Zalew Klimkówka jest sztucznym zbiornikiem wodnym niedaleko Uścia Gorlickiego, którego celem jest dostarczanie energii i ochrona przed powodzią. Powstał w latach 70. XX wieku między górami Kiczera- Żdżar i Ubocz.
Każdy pobyt w tym miejscu może wydawać się zgoła inny. Mają na to wpływ zmieniające się pory roku, ale także ilość wypuszczanej wody z zapory. Czasem jest jej tak mało, że można spacerować środkiem jeziora po wysuszonym dnie, a innym razem zostaje ono pokryte taflą wody.

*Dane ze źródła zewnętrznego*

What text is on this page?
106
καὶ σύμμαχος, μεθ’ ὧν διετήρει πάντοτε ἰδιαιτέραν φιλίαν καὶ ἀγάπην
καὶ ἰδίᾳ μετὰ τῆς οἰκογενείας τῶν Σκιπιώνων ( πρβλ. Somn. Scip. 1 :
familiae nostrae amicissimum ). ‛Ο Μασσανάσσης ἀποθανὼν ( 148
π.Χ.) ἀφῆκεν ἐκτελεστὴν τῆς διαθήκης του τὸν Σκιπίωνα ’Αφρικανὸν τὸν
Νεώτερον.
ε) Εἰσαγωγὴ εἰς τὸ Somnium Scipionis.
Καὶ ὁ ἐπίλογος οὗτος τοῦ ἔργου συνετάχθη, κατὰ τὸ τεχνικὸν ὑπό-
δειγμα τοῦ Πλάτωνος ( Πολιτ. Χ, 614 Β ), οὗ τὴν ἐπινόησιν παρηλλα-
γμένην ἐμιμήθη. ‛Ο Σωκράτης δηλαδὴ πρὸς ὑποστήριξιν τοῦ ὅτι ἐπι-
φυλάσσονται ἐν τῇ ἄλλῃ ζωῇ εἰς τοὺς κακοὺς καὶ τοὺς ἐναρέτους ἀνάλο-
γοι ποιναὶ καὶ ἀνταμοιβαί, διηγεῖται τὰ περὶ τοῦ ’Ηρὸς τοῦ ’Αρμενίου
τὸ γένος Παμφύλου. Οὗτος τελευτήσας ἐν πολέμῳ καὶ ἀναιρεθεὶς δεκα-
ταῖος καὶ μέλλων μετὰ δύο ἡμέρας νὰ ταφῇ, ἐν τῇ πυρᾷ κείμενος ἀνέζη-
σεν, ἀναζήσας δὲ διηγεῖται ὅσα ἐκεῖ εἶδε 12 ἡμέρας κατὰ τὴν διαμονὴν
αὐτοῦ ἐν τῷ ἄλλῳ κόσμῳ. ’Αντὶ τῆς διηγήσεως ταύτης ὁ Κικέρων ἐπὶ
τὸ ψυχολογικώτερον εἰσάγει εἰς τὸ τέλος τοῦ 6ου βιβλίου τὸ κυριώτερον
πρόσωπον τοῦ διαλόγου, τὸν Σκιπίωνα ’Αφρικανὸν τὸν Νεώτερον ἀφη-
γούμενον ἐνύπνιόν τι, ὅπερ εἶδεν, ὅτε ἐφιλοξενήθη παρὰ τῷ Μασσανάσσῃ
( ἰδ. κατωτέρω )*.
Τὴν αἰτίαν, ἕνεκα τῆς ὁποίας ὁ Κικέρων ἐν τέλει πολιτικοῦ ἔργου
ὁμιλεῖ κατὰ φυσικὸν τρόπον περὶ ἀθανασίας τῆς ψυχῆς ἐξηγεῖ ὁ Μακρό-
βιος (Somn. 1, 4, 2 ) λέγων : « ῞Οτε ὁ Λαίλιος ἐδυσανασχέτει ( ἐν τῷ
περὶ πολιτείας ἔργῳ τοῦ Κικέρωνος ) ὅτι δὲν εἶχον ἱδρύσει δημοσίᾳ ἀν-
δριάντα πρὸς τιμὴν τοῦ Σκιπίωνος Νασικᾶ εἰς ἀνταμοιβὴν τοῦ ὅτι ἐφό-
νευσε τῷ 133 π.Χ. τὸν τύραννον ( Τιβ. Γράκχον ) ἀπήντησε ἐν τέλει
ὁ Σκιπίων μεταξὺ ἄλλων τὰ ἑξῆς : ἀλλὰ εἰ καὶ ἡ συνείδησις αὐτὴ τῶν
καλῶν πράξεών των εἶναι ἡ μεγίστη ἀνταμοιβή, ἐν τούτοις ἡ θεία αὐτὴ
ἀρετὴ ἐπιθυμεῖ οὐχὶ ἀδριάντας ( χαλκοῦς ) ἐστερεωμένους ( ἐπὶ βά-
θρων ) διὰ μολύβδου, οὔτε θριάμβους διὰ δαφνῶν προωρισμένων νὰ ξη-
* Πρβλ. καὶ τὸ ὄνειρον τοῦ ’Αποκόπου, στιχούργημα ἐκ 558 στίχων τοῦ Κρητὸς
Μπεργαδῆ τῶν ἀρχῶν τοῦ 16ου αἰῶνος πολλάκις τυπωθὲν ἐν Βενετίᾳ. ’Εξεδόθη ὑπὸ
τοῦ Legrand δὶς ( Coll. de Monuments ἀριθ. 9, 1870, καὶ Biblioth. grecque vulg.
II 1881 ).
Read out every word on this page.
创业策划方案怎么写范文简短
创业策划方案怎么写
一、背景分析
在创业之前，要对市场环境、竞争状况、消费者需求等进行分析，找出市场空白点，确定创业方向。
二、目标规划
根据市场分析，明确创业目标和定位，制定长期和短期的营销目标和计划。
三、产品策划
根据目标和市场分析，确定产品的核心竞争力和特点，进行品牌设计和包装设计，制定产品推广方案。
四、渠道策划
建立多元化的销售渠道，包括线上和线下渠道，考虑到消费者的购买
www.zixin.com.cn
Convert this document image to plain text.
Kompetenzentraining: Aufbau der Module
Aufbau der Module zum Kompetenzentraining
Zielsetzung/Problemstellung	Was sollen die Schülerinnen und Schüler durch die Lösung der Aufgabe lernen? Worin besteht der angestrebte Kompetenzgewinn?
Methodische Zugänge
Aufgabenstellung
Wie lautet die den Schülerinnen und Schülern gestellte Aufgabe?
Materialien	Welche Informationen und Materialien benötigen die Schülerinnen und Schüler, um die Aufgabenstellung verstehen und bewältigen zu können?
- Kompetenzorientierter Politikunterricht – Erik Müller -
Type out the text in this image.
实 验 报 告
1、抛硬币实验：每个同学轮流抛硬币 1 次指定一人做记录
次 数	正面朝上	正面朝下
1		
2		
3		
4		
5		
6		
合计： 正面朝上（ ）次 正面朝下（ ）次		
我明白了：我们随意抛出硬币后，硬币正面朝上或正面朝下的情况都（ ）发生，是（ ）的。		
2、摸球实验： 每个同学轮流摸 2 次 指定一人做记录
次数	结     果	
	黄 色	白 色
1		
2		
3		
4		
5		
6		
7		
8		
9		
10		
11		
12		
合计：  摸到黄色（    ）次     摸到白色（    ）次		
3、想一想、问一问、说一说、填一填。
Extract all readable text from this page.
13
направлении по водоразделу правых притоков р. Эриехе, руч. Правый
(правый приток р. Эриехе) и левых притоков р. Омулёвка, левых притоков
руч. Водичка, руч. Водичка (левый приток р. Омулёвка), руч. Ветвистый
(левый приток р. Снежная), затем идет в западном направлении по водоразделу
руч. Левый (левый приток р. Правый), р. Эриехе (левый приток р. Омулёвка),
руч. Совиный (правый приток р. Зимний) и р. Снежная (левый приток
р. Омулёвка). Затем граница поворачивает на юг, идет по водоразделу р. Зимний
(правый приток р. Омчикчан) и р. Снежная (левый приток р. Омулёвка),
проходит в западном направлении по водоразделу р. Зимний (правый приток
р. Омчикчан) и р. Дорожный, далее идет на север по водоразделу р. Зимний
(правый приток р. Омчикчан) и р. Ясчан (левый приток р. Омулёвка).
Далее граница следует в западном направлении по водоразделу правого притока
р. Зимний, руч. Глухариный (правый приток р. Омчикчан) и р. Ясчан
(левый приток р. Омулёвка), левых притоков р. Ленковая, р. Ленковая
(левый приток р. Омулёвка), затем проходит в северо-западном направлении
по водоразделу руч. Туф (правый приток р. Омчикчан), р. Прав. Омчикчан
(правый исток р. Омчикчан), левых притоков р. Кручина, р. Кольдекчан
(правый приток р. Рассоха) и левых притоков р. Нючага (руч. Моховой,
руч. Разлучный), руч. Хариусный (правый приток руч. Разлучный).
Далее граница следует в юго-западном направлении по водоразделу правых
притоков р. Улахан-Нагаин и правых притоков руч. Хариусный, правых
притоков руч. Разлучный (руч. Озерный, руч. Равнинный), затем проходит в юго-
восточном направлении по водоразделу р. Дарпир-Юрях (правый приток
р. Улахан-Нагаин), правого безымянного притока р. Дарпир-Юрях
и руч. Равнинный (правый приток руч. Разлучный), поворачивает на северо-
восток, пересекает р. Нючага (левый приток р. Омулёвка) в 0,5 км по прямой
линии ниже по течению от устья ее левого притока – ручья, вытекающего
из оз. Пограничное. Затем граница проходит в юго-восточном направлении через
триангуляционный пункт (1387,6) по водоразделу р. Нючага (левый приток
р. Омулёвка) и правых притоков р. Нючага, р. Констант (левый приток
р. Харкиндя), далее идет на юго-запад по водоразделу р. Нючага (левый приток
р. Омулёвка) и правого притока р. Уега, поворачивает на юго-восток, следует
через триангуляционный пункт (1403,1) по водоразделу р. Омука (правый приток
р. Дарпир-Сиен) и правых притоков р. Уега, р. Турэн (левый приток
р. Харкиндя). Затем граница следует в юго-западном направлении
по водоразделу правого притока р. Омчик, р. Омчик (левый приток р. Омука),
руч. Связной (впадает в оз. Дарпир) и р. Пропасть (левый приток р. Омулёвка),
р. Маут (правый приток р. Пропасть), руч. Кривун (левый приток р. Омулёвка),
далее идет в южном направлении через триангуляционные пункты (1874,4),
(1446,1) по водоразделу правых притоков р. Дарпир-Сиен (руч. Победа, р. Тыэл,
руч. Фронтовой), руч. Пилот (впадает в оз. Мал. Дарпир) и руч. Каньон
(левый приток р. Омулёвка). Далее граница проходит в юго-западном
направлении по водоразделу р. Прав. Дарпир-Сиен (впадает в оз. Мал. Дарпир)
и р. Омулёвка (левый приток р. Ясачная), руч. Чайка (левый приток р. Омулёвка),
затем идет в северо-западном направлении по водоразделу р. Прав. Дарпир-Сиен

Znamienną cechą jeziora jest naturalna linia brzegowa z licznymi zatoczkami, prawie niezmieniona przez człowieka. Zupełnie, jakby czas się zatrzymał. Dzikość przyrody, brak ingerencji ludzkiej- to przyciąga sympatyków naturalnego piękna przyrody.
W sezonie można dostrzec liczne wozy kempingowe (które na skrawku wydzierżawionej ziemi czekają na swoich właścicieli) oraz rozbite namioty, ale nie jest tutaj tłoczno i każdy odnajdzie swoją przestrzeń pod warunkiem, że zgodzi się na brak infrastruktury.
Pobyt pod namiotem to niewątpliwie wyzwanie, gdyż trudno znaleźć miejsce z węzłem sanitarnym. Jedno pole namiotowe to stanowczo za mało, by zaspokoić przyjeżdżających turystów , bowiem inne części jeziora również przyciągają swym pięknem i niezwykłością.
Wszystko ma swoje dobre i złe strony. Brak rozbudowanej infrastruktury sprawia, że jest mniejsze zainteresowanie i dzięki temu zyskujemy odpoczynek w ciszy, na łonie prawdziwej natury.
Mimo, że nad zalewem Klimkówka jest co najmniej kilka miejsc wartych uwagi, zdjęcia przedstawione tutaj wykonane zostały w miejscu pokazanym na mapie.
Jedna odpowiedź
Klimkówka to jedno z ich ulubionych miejsc. Cisza, spokój, piękne krajobrazy.